Half a century on, and half a world away, supremacists of a different persuasion— and skin tone—are resurrecting similar laws and signal, this time, the demise of democracy.

Then Came the Coronavirus. Within days of filing a police case against Netflix, the Madhya Pradesh government announced that it was doubling the jail term for forced religious conversions for marriage from five years to 10 years in its draft bill against Love Jihad.

It took the cue from Uttar Pradesh, India’s most populous state, where the cabinet cleared a vaguely worded “Unlawful Religious Conversion Prohibition Ordinance (2020)” the day before.

Also couched in the language of proselytization, the Uttar Pradesh ordinance states marriages will be declared null and void if the “sole intention” is to “change a girl’s religion,” with up to 10 years of imprisonment for forced conversions through marriage.

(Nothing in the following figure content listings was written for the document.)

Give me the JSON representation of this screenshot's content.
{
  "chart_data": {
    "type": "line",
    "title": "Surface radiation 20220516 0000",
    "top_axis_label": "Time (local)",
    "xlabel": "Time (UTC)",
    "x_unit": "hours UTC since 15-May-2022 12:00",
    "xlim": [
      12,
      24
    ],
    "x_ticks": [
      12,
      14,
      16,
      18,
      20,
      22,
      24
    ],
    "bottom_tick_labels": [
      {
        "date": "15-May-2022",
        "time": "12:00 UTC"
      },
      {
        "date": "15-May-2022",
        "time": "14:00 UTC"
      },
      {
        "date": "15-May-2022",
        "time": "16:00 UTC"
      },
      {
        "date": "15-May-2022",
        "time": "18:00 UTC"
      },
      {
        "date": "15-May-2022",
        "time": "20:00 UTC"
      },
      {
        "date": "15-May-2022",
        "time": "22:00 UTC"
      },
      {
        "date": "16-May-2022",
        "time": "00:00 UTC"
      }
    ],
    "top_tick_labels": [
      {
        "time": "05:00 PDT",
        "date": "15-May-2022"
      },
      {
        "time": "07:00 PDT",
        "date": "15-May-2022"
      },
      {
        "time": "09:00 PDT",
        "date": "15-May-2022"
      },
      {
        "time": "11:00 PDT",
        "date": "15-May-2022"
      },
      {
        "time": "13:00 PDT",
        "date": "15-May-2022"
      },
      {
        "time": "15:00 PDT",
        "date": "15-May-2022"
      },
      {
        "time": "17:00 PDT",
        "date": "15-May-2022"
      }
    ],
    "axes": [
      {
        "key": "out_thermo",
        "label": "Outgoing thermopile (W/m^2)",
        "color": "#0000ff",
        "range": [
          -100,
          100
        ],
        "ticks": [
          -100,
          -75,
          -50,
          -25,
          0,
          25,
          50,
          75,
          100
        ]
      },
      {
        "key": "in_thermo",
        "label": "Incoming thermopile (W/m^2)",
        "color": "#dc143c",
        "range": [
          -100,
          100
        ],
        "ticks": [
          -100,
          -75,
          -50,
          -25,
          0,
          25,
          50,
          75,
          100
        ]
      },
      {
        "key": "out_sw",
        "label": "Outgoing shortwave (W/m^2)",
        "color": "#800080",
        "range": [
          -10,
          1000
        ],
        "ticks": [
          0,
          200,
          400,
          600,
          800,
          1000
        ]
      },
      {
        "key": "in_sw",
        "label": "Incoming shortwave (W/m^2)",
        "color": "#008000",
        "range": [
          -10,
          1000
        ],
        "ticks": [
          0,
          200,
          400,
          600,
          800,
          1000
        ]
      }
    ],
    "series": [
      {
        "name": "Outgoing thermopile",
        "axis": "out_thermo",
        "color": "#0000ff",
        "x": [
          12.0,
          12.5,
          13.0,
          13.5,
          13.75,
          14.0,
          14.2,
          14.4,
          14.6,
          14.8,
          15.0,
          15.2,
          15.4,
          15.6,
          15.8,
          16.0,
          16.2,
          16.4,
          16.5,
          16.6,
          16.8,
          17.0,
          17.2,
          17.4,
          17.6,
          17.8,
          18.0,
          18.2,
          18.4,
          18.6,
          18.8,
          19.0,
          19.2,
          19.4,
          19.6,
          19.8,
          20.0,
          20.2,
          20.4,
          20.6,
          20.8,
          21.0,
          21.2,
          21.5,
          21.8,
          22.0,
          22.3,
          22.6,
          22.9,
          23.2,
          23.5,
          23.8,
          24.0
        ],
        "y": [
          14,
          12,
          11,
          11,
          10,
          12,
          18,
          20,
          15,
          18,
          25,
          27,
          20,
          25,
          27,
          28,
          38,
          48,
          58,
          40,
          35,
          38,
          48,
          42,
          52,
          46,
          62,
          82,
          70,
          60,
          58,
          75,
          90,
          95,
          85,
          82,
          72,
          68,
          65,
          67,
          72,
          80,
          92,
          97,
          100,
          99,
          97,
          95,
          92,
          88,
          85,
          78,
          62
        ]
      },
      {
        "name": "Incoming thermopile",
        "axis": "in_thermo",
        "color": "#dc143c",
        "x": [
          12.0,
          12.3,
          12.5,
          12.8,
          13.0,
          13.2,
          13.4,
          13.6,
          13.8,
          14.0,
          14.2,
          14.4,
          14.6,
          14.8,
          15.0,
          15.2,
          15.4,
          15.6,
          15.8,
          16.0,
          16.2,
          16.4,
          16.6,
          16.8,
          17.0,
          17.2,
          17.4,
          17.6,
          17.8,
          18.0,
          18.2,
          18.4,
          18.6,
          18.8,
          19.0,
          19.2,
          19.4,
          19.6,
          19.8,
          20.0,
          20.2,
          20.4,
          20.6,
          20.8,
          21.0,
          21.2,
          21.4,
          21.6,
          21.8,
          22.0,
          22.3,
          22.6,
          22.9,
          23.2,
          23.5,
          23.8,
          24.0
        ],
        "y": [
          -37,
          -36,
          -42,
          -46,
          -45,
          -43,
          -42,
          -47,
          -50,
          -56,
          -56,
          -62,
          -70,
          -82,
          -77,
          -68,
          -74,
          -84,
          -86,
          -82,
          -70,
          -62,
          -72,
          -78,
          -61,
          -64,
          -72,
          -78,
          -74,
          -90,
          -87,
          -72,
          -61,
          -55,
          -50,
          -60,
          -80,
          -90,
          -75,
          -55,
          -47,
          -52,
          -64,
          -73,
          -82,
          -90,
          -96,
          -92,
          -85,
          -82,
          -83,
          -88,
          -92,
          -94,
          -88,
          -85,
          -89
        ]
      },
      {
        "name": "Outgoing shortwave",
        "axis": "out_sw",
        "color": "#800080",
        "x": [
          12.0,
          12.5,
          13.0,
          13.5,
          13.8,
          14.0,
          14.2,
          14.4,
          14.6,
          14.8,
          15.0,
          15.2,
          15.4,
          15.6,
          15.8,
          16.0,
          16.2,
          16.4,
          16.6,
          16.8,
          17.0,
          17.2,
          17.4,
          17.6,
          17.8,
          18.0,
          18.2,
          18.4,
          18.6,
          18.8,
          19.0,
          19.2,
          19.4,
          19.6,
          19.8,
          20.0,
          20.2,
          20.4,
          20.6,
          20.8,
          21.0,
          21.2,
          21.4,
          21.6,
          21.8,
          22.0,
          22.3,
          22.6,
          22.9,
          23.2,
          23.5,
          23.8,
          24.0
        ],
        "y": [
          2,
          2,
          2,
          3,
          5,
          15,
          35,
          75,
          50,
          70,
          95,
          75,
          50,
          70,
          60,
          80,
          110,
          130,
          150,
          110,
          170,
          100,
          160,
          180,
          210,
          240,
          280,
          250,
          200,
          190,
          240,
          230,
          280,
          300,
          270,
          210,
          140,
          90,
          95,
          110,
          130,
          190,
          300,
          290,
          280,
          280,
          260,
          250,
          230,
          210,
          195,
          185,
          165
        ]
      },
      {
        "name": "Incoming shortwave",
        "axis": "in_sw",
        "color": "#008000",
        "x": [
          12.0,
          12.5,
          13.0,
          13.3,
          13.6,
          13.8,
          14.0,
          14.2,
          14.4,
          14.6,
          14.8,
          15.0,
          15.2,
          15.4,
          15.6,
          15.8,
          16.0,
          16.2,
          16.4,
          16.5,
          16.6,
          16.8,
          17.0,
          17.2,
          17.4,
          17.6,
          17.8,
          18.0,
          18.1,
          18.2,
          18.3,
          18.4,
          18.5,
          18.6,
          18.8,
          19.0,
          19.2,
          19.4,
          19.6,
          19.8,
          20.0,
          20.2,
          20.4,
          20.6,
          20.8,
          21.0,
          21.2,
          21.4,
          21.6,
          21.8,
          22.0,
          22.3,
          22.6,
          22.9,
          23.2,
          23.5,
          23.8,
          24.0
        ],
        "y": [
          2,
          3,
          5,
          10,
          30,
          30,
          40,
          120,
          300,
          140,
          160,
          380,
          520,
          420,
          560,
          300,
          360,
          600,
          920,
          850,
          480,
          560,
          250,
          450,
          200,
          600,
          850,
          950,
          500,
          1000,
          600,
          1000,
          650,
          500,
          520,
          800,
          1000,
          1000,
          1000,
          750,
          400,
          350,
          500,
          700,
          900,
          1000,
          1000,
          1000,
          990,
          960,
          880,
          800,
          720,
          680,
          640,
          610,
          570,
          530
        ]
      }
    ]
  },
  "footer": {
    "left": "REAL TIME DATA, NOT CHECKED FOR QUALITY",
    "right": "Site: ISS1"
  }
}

It also requires interfaith couples to give officials notice of two months before they marry—just enough time for local vigilantes to pull back the delinquents from the abyss of love.

Photo by Siddhant Soni / Unsplash

Personally, I believe the right to live with a person of his/her choice, irrespective of religion professed by them, is intrinsic to the right to life and personal liberty. In a fast regressing India, such plot twists are only to be expected.

India under Modi is on the road a establish a Hindu nation, as the prime minister considers them as his vote bank. It's devastating how islamophobia is incorporated into daily lives.

Recently, I started a fundraiser with beyond the page and the funds were supposed to go to the Malala fund to sponsor the education of one girl, but people just couldn't see past the fact that she is from Pakistan and a Muslim. They are blissfully ignoring her getting a noble prize for peace.